Installed /home/amzing/software/anaconda/enter/envs/pytracking/lib/python3.7/site-packages/lltm_cpp-0.0.0-py3.7-linux-x86_64.egg
Processing dependencies for lltm-cpp==0.0.0
Finished processing dependencies for lltm-cpp==0.0.0

可以看到它安装到

Installed /home/amzing/software/anaconda/enter/envs/pytracking/lib/python3.7/site-packages/lltm_cpp-0.0.0-py3.7-linux-x86_64.egg

这个地方了

1.4 测试

测试使用我们的lltm模块的速度：

main.py(cpu):

import torch

import math
import torch
import time

# Our module!
import lltm_cpp as lltm

class LLTMFunction(torch.autograd.Function):
    @staticmethod
    def forward(ctx, input, weights, bias, old_h, old_cell):
        outputs = lltm.forward(input, weights, bias, old_h, old_cell)
        new_h, new_cell = outputs[:2]
        variables = outputs[1:] + [weights]
        ctx.save_for_backward(*variables)

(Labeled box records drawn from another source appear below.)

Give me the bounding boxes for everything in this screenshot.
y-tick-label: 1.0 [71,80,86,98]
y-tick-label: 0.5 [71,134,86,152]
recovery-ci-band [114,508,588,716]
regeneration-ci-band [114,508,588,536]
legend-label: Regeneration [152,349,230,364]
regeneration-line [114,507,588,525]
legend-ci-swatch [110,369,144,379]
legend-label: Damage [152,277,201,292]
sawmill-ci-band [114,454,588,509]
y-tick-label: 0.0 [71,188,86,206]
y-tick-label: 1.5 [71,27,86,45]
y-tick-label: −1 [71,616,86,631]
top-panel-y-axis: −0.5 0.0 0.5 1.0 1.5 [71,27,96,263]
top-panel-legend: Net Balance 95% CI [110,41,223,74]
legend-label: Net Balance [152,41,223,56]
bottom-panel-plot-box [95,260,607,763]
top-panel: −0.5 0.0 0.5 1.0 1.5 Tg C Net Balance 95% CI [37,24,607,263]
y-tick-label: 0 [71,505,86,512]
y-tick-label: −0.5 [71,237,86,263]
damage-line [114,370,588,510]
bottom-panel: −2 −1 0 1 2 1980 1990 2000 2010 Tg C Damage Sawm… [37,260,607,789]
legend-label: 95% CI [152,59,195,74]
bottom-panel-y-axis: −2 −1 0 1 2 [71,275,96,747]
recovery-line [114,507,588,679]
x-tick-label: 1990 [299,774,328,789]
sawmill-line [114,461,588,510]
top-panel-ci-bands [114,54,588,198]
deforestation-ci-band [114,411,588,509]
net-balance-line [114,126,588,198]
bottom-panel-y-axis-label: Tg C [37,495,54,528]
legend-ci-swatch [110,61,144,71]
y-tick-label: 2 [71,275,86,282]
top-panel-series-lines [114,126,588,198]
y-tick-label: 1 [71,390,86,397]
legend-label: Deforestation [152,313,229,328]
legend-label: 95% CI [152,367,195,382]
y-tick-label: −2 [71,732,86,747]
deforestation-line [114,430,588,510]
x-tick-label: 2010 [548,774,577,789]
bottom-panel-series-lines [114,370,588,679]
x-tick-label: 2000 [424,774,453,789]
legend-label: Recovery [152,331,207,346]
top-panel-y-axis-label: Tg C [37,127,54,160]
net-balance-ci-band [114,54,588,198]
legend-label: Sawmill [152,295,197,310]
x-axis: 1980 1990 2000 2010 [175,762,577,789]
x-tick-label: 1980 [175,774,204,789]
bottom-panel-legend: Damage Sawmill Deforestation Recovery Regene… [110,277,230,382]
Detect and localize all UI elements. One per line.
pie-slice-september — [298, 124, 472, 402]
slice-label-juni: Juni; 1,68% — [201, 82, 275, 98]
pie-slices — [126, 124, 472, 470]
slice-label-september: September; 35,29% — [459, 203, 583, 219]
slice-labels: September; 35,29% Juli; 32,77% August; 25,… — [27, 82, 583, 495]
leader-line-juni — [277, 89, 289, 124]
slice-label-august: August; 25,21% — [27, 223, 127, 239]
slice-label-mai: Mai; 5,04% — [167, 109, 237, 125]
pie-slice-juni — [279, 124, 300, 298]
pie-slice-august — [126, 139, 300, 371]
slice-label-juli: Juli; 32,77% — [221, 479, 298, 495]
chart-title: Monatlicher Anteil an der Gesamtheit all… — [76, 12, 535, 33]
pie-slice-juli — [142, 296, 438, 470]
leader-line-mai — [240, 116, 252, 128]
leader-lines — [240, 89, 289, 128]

        return new_h, new_cell

    @staticmethod
    def backward(ctx, grad_h, grad_cell):
        outputs = lltm.backward(
            grad_h.contiguous(), grad_cell.contiguous(), *ctx.saved_variables)
        d_old_h, d_input, d_weights, d_bias, d_old_cell = outputs
        return d_input, d_weights, d_bias, d_old_h, d_old_cell

class LLTM(torch.nn.Module):
    def __init__(self, input_features, state_size):
        super(LLTM, self).__init__()
        self.input_features = input_features
        self.state_size = state_size
        self.weights = torch.nn.Parameter(
            torch.empty(3 * state_size, input_features + state_size))
        self.bias = torch.nn.Parameter(torch.empty(3 * state_size))
        self.reset_parameters()

    def reset_parameters(self):
        stdv = 1.0 / math.sqrt(self.state_size)
        for weight in self.parameters():
            weight.data.uniform_(-stdv, +stdv)

    def forward(self, input, state):
        return LLTMFunction.apply(input, self.weights, self.bias, *state)


if __name__ == '__main__':

    batch_size = 16
    input_features = 32
    state_size = 128

    X = torch.randn(batch_size, input_features)
    h = torch.randn(batch_size, state_size)
    C = torch.randn(batch_size, state_size)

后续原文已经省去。